MPs passed the law, known as the reform of the court map, on April 27. Justice Minister Mária Kolíková (SaS), the author of the reform, sees this change as a step towards a better judiciary with a working system and clear agenda in Slovakia, even though some judges seem to disapprove.
“Now we can establish city courts, which means that one quarter of all cases can be organised in a new way,” the minister told the press conference after the vote, as quoted by the TASR newswire.
The law was passed following a number of delays. Most recently, at the February session, the MPs only passed three of the four proposed laws. Since the passing of the court map is a milestone that Slovakia has pledged to reach in order to draw funding from the EU for its Recovery Plan, there were concerns that, unless the MPs passed the reform at the April session, the country could have lost access to the first payment from the fund, worth €458 million.
Whom the changes concern
The changes within the system will affect both the administrative and general branches of the judiciary, concerning municipal and district courts. In the updated version of the court map, the overall agenda of administrative judiciary will be reduced from district courts to three courts headquartered in western, central and eastern Slovakia – Bratislava, Banská Bystrica and Košice respectively. The reform does not put abolish district courts as such, only changes the way their agenda is handled.
The borders of juridical districts should be tied to pre-existing regions of Slovakia. The Ministry of Justice explains their decision to keep the locations of the courts and slightly change the borders of their scope because of how well the existing borders work in practice.
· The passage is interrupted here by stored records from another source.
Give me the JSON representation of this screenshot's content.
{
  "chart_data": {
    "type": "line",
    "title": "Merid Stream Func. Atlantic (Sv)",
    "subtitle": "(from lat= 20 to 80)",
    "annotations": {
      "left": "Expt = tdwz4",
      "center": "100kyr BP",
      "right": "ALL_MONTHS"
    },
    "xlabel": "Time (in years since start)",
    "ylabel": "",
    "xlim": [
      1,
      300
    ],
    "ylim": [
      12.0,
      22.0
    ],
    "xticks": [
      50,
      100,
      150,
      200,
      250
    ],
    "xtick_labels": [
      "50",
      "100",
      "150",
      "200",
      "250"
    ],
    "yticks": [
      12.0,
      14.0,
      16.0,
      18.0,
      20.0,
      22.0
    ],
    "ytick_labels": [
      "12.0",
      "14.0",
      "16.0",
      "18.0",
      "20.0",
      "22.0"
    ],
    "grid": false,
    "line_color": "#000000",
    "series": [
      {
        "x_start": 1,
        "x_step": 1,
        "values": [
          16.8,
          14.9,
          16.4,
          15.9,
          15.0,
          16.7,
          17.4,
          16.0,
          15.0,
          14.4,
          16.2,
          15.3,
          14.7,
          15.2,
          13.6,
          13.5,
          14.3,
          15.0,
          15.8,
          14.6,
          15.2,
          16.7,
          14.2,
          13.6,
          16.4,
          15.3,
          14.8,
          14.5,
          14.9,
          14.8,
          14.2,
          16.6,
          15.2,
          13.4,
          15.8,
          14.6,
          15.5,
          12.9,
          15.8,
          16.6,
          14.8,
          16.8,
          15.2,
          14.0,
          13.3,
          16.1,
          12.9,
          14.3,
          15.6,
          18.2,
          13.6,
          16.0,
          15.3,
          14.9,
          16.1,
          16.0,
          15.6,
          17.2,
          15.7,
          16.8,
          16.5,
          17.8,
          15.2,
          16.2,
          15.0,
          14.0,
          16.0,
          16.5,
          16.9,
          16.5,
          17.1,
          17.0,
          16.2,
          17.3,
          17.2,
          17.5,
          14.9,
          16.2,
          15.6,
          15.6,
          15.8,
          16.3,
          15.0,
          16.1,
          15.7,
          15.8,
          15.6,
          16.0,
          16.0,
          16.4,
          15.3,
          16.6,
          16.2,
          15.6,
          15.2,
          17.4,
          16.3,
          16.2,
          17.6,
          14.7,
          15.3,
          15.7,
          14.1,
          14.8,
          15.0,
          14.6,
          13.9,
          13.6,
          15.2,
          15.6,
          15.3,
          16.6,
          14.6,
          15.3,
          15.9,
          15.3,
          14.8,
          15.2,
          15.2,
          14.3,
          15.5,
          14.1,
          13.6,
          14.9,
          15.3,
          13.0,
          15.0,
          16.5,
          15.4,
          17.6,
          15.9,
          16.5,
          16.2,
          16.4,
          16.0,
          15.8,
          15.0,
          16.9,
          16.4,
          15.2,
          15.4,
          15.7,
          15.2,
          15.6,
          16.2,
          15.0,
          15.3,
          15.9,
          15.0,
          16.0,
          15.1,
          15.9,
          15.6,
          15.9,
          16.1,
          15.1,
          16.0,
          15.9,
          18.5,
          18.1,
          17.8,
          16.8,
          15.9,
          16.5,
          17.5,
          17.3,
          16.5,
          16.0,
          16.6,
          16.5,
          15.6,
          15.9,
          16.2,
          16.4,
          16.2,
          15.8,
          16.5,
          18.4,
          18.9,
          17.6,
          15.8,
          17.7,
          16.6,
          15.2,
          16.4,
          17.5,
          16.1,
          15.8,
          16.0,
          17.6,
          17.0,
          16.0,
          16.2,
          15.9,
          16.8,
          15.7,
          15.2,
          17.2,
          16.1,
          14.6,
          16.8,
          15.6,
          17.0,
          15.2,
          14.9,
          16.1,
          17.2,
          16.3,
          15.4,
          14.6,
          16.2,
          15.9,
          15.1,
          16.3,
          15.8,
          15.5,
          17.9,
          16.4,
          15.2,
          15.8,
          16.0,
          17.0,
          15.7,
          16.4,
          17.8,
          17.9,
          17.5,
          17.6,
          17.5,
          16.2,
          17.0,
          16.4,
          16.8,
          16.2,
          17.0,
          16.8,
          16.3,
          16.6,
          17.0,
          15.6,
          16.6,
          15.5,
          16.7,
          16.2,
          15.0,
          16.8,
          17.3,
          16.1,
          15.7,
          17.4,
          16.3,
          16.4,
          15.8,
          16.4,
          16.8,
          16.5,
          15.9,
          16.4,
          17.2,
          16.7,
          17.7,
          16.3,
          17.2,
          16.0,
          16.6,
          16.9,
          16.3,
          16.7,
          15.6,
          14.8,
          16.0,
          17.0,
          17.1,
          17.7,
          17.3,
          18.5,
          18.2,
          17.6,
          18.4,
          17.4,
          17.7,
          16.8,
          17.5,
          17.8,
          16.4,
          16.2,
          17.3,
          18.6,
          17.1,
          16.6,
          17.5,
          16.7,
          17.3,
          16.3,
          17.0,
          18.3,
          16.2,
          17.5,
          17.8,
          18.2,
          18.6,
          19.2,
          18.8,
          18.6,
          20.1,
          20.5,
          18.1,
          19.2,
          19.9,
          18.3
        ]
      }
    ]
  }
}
The three main courts will concentrate the issues of family and business agendas within their regions, making it easier for smaller court offices to deal with internal issues. In addition, administration will also fall under the responsibilities of three main courts.
Minister wants to move forward with innovations
Kolíková faced disagreement from the opposition and even her own coalition partners when first lobbying for her updated version of the court map. Boris Kollár (Sme Rodina) argued that judges needed to improve the technology they work with, first acquire modern computers to do their job effectively and properly.
Kolíková explained that better technology couldn’t come without bigger systemic changes and that rebuilding the judiciary from scratch is an impossible task. Steps towards its betterment were necessary and a crucial part of the EU recovery plan’s requirements for euro funds and grants, which could help improve the state of Slovakia’s justice. In other words, the court map was also a contract with the EU.